Yes, "5 minutes" was a bit glib.  In practice, if this runs through
the usual triage process, it'll take someone somewhere a lot more
time.  However, if someone tries to pull this patch series into DII
and isn't pulling in the IGT changes ahead of time and carefully
looking at every patch and looking out for these issues, this is the
smallest of the problems it will cause.  Doesn't mean that this patch
won't cause additional work but in the grand scheme of things, it's
small.

> Of course you may not care that much about that side of things, or you
> are just not familiar in how it works in practice since you haven't been
> involved in the past years. I don't know really, but I have to raise the
> point it makes no sense to do this. Cost vs benefit is simply not nearly
> there.

I do care.  But, to a certain extent, some of that is just a cost we
have to pay.  For the last 2-3 years we've been off architecting in
the dark and building a giant internal tree with hundreds of patches
on top of upstream.  Some of that delta is necessary for new hardware.
Some of it could have been avoided had we done TTM earlier.  Some of
it is likely cases where someone did something just because it seemed
like a good idea and never bothered to try and upstream it.  Upstream
needs to be allowed to move forward, as unfettered as possible.  If
there wasn't a good reason to put it in DII in the first place, then
it existing in DII isn't a good reason to block upstream.

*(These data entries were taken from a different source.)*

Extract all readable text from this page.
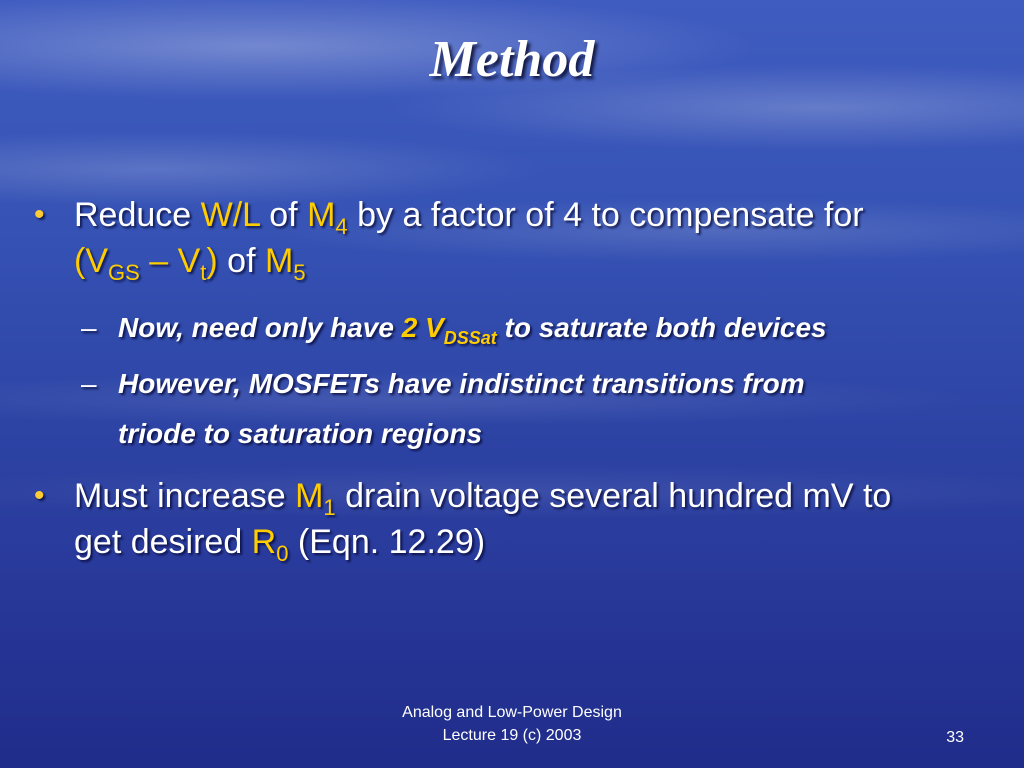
Method
• Reduce W/L of $M_4$ by a factor of 4 to compensate for
$(V_{GS} - V_t)$ of $M_5$
– Now, need only have 2 $V_{DSSat}$ to saturate both devices
– However, MOSFETs have indistinct transitions from
triode to saturation regions
• Must increase $M_1$ drain voltage several hundred mV to
get desired $R_0$ (Eqn. 12.29)
Analog and Low-Power Design
Lecture 19 (c) 2003	33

Again, if you can give me a use-case or a user, this whole
conversation ends.  If not, delete the patch from DII and we move on.

--Jason

> >>> Also, for execbuf3, I'd like to get rid of contexts entirely and have
> >>> engines be their own userspace-visible object.  If we go this
> >>> direction, you can have UINT32_MAX of them.  Problem solved.
> >>
> >> Not the problem I am pointing at though.
> >
> > You listed two ways that accessing engine 65 can happen: Extending
> > execbuf2 and adding a new execbuf3.  When/if execbuf3 happens, as I
> > pointed out above, it'll hopefully be a non-issue.  If someone extends
> > execbuf2 to support more than 64 engines and does not have a userspace
> > customer that wants said new API change, I will NAK the patch.  If
> > you've got a 3rd way that someone can get at engine 65 such that this
> > is a problem, I'd love to hear about it.
>
> It's ever so easy to take a black and white stance but the world is more
> like shades of grey. I too am totally perplexed why we have to spend
> time arguing on a inconsequential patch.
>
> Context create is not called "create execbuf2 context" so why be so
> wedded to adding execbuf2 restrictions into it I have no idea. If you
> were fixing some vulnerability or something I'd understand but all I've
> heard so far is along the lines of "This is proper locking down of uapi
> - end of". And endless waste of time discussion follows

To me, it's not just locking down the API.  It's defensive design and
moving the error condition further to the front.  If a client tries to
create a context with 65 engines and use engine 64, they will fail
today.  They won't fail when they create the context, they'll fail
when they try to execbuf on it.  Assuming, that is, that they actually
get a failure and not just a wrap-around to the wrong context.  By
moving the error earlier, we're doing the user a service by preventing
them from getting into a bad situation.

No, it's not called "execbuf2 context" but, given that execbuf2 is the
only way to do any work on a context, it might as well be.

--Jason